The title phrase is a reference to a book by Sinclair Lewis published in 1935. From the Wikipedia page:
It Can't Happen Here is a semi-satirical political novel by Sinclair Lewis published in 1935 . It features newspaperman Doremus Jessup struggling against the fascist regime of President Berzelius "Buzz" Windrip, who resembles (to some extent) the flamboyantly dictatorial Huey Long of Louisiana and Gerald B. Winrod, the Kansas evangelist whose far-right views earned him the nickname "The Jayhawk Nazi". It serves as a warning that political movements akin to Nazism can come to power in countries such as the United States when people blindly support their leaders.


The phrase came to mind in an entirely different context this morning. I was reading an e-mail from George Crosby, who is now in Provincetown after a dismal two weeks in NYC doing some street painting and selling his paintings. Other than a commission to paint a house ... that is, to make a painting of a house -- he hasn't descended to house painting to earn money yet -- he says that New Yorkers and tourists there aren't spending any more freely than Key Westers and tourists here.
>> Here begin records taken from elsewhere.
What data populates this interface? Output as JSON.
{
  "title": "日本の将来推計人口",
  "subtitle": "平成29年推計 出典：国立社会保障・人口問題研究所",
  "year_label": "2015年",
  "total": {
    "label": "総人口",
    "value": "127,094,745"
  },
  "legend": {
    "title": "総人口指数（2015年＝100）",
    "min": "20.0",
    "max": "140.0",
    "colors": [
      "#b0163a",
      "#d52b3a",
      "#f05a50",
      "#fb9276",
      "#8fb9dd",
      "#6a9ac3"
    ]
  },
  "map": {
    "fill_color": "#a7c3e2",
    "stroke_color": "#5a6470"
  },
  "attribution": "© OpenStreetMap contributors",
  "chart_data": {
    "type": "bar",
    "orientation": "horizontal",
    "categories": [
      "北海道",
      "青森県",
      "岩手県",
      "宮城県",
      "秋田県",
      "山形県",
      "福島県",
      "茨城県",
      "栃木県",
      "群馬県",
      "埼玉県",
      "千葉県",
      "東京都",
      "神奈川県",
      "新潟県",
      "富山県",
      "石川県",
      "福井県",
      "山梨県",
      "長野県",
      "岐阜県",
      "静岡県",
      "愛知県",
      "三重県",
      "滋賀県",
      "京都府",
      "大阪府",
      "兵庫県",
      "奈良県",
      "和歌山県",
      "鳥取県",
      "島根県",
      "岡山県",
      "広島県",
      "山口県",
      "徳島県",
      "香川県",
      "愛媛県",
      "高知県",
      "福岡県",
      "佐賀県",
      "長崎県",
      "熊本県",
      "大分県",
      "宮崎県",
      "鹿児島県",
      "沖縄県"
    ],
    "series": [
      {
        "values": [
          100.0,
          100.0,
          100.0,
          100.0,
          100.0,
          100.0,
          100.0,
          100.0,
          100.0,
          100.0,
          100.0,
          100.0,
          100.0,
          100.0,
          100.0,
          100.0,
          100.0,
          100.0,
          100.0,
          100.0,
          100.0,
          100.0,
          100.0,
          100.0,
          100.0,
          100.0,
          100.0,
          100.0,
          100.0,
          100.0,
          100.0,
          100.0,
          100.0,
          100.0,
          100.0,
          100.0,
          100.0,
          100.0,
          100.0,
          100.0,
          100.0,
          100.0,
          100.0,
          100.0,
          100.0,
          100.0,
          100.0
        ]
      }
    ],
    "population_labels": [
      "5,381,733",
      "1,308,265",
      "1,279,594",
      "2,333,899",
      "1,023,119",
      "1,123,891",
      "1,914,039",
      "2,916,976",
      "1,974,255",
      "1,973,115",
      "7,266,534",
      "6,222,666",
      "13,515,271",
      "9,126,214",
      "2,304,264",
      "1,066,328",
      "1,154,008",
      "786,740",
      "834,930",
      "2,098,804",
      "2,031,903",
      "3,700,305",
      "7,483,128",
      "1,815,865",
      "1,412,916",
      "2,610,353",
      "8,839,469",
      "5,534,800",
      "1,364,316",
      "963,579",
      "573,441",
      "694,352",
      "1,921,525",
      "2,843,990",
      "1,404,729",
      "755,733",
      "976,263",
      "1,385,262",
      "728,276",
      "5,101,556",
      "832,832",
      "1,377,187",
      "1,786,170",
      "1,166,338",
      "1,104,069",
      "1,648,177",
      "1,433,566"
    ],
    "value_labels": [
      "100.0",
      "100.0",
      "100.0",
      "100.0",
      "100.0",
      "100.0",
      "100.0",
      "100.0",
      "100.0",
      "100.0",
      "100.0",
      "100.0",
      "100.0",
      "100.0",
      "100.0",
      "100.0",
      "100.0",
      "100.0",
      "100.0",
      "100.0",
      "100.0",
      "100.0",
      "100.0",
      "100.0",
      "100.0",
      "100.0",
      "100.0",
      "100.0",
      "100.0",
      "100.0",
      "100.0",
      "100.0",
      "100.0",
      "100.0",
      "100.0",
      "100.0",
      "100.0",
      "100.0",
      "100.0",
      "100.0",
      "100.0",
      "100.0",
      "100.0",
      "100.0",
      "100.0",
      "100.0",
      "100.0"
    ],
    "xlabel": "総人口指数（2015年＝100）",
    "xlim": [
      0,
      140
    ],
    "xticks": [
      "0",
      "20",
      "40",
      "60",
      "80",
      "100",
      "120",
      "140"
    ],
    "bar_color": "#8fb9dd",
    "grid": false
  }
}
Crosby sent me a link to a NY Times article on housing, which led me to another article on Florida condominium woes. Cayo Dave covers this aspect of The Real Key West well, and Sally O'Boyle has had some interesting things to say in response to Rock Trueblood about it too. Some say "it can't happen here", that Key West is unique and relatively immune from the problems being seen on the mainland, but that seems to be exactly what did happen at one of the condominium conversions recently completed, the Santa Maria. There are a couple of thousand more units of the same kind, or larger, still in their development cycle. To the extent that developers are counting on pre-construction sales to fund their plans, we may also experience a glut of unsold units coming on-line or projects being delayed. That could have a salutory effect on rents. It could also lead to another wave of foreclosures against properties purchased with highly-leveraged mortgages.

'Twas ever thus, ebbs and flows in the marketplace. We were bit twice that way. That's why we've been unwlling to own real property for the past 10 years. Works for us.